Fasten your seatbelt as financial conditions enter red zone

Fasten your seatbelt as financial conditions enter red zone

Equities 7 minutes to read
Peter Garnry

Chief Investment Strategist

Summary:  US equities have rallied lately on relief over the lack of Russia military success and mean reversion with flows rotating into technology stocks. With financial conditions tightening fast and Brainard's comments yesterday financial conditions and equities are soon entering the danger zone which could mean much more volatility and declining equities. In today's equity note we look at history and what it suggests will happen in equities when financial conditions tighten a lot over a short time period.


Brainard is signaling equities are galloping into the storm

The rally in US equities the past couple of weeks was a naturally relief and mean reversion trade following the declines from the war in Ukraine and turmoil in commodity markets. But the rally has likely ended and the rotation into technology stocks will reverse again with banks, value stocks, and the commodity sector at the receiving end of these flows.

Fed Governor Lael Brainard was out with a forceful message yesterday saying that reducing elevated inflation “is of paramount importance” as inflation hits low-income families disproportionately as they lack the substitution effect, meaning that if you are already buying the cheapest consumer goods you can substitute lower and thus you are hit harder by rising inflation. In addition, Brainard laid out the scope for much faster balance sheet reductions. The Fed is looking at a red hot US economy lately shown in the ISM Services figures for March hitting 58.3 and it wants to kill demand as the supply side of the economy cannot adjust fast enough to tame inflation. This means that financial conditions will tighten significantly over the coming months.

Based on data in the period 1971-2022, the 3-month difference in US financial conditions is negatively correlated with equity returns (tighter financial conditions means lower equity returns). The table below shows the mean equity return, mean equity return less inflation, and monthly equity volatility for different deciles of 3-month difference in the Chicago Fed Adjusted Financial Conditions Index. The current 3-month difference is 0.45 meaning that the economy is in the upper range of the 9th decile in terms of change in financial conditions.

The current tightening regime in terms of financial conditions is associated with slightly positive monthly nominal equity returns in the US, and slightly negative when adjusted for inflation. The monthly equity volatility is also substantially higher compared to more normal periods. But if financial conditions tighten more from here we will likely push into the 10th decile in terms of change which meaning financial conditions are tightening fast.

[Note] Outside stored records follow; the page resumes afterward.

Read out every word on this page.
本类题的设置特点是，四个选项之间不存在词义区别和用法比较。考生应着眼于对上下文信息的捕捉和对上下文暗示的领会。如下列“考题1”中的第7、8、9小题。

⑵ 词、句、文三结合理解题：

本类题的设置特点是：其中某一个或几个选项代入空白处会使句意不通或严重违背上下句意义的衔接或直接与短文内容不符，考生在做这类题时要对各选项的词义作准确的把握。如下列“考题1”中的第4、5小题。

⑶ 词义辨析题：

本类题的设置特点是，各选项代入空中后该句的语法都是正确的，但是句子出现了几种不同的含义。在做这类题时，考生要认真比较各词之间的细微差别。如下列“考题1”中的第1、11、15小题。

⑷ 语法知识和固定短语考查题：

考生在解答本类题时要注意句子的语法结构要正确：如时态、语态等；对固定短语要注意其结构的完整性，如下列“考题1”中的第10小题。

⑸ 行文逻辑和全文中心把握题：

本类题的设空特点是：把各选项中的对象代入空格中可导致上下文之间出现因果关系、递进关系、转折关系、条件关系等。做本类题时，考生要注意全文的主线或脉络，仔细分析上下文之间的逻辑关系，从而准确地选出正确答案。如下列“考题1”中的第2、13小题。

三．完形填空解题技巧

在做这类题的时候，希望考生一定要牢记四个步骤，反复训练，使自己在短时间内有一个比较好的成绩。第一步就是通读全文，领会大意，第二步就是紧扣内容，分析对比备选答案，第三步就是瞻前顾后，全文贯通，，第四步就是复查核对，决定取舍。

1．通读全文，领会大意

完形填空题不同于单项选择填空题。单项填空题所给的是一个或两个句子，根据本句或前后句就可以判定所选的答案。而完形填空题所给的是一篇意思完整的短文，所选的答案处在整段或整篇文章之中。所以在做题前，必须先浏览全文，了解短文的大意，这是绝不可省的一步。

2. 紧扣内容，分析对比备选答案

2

Historically such as aggressive tightening of financial conditions is associated with significant negative equity returns, both nominal and real, and volatility is significantly higher than normal. Brainard signaled yesterday that financial conditions could tighten a lot more from here, so it is quite likely that we are entering the red zone with more trouble ahead for equities.

In terms of equity themes we are still overweight commodities, defence, cyber security, logistics (although the falling container rates are challenging our view), and renewable energy (tailwind from EU energy independence). We are still underweight e-commerce, bubble stocks, China, and NextGen medicine. Semiconductors are increasingly getting weaker despite pricing power in the industry and if sentiment is not coming back soon we will turn negative on this theme as well, and general it is not a good sign to see weak semiconductors as it is a highly cyclical industry.